Tyrada piłkarza Widzewa! Nie zostawił suchej nitki na Ekstraklasie
Bartłomiej Pawłowski nie gryzł się w język. Zawodnik Widzewa Łódź przejechał się po klubach, które są finansowane przez miasta.
Spora grupa polskich klubów nie ma prywatnych właścicieli. Mowa między innymi o Śląsku Wrocław oraz Zagłębiu Lubin.
Taka sytuacja bywa naprawdę problematyczna. Gdy pojawia się dziura w budżecie, to jest zasypywana z kasy danego miasta. Czasami dochodzi do sytuacji kuriozalnych, Śląsk potrafił przerzucić fundusze z wrocławskiego ZOO.
Sprawę z otaczającej rzeczywistości zdają sobie piłkarze. Teraz temat ten podjął Bartłomiej Pawłowski. Zawodnik Widzewa, który grał kiedyś dla "Trójkolorowych" oraz "Miedziowych", zwrócił uwagę na bardzo szeroki problem.
- Lechia Gdańsk nie wypłaca wynagrodzeń, a jest dopuszczona do Ekstraklasy. Innym też to się zdarza. Nie chcę obrażać żadnych kibiców, ale to zaburza rywalizację, jeśli ZOO przelewa miliony, żeby Śląsk mógł spłacić długi - wypalił w rozmowie z Weszło.

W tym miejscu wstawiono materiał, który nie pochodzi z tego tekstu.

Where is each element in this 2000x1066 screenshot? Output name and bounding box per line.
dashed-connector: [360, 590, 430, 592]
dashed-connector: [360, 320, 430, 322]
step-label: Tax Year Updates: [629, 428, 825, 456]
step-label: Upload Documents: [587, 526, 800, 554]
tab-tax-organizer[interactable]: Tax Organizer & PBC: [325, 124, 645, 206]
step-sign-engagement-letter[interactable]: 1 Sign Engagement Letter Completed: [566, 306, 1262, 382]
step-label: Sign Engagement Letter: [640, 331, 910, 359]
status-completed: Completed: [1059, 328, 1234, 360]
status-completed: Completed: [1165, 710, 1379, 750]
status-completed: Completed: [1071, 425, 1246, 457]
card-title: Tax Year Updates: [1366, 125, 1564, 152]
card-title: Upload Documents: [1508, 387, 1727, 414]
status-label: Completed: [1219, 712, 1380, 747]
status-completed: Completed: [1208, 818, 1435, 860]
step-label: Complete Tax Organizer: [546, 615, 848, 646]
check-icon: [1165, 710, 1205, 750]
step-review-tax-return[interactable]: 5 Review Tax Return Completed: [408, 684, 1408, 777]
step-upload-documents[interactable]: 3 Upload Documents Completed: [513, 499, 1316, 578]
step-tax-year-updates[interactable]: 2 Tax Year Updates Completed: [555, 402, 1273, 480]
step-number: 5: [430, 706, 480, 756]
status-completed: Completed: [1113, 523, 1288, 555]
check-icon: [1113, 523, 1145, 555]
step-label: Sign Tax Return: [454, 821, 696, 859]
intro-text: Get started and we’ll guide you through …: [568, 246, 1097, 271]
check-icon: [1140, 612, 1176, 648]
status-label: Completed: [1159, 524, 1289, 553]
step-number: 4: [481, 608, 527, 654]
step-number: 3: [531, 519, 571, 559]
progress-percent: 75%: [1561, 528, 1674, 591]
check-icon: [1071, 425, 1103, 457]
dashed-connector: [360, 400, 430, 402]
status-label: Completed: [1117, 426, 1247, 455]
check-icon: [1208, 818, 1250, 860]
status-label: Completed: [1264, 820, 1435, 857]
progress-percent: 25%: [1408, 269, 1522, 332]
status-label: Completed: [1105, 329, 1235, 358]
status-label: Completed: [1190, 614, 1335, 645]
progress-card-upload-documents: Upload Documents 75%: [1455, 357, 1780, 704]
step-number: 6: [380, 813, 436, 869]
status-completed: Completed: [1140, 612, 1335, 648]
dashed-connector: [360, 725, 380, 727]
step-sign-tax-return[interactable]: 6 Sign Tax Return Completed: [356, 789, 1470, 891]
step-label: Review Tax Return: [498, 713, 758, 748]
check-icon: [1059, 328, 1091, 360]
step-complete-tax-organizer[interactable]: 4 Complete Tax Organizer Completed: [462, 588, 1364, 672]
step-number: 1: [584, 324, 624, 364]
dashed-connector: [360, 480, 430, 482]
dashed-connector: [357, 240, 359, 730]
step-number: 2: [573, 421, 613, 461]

- Większość klubów Ekstraklasy czy niższych lig sponsorowanych jest z budżetów obywatelstwach albo państwowych. Każdego stać, żeby spłacić długi, jak dziesięć baniek jest przefiltrowanych odgórnie po każdym sezonie. Nie trzeba zarządzać menadżersko - zwrócił uwagę.
- Jeżeli są kluby, które finansują się tylko ze swojego dochodu, a są kluby, które finansują się z budżetu centralnego, regionalnego czy obywatelskiego, to rynek jest zablokowany. Nie ma zdrowego podejścia biznesowego. Nie wygrywa ten, kto ma lepszą konstrukcję finansową, tylko ten, który może liczyć na większą pomoc - podkreślił.
Pawłowski uważa, że znacznie lepiej zarządzane są zespoły należące do osób prywatnych. Ma to odzwierciedlenie w rzeczywistości, po tytuły w ostatnich latach sięgały głównie Legia Warszawa, Lech Poznań, Raków Częstochowa.
- Tak powinno być, tak jest w Czechach. Prezesi klubów wiedzą, że jak odwalą numer, podpiszą trzech piłkarzy za ogromne pieniądze, a nie uda się osiągnąć sukcesu i zarobią na awansie do europejskich pucharów, to klub splajtuje - podsumował zawodnik Widzewa.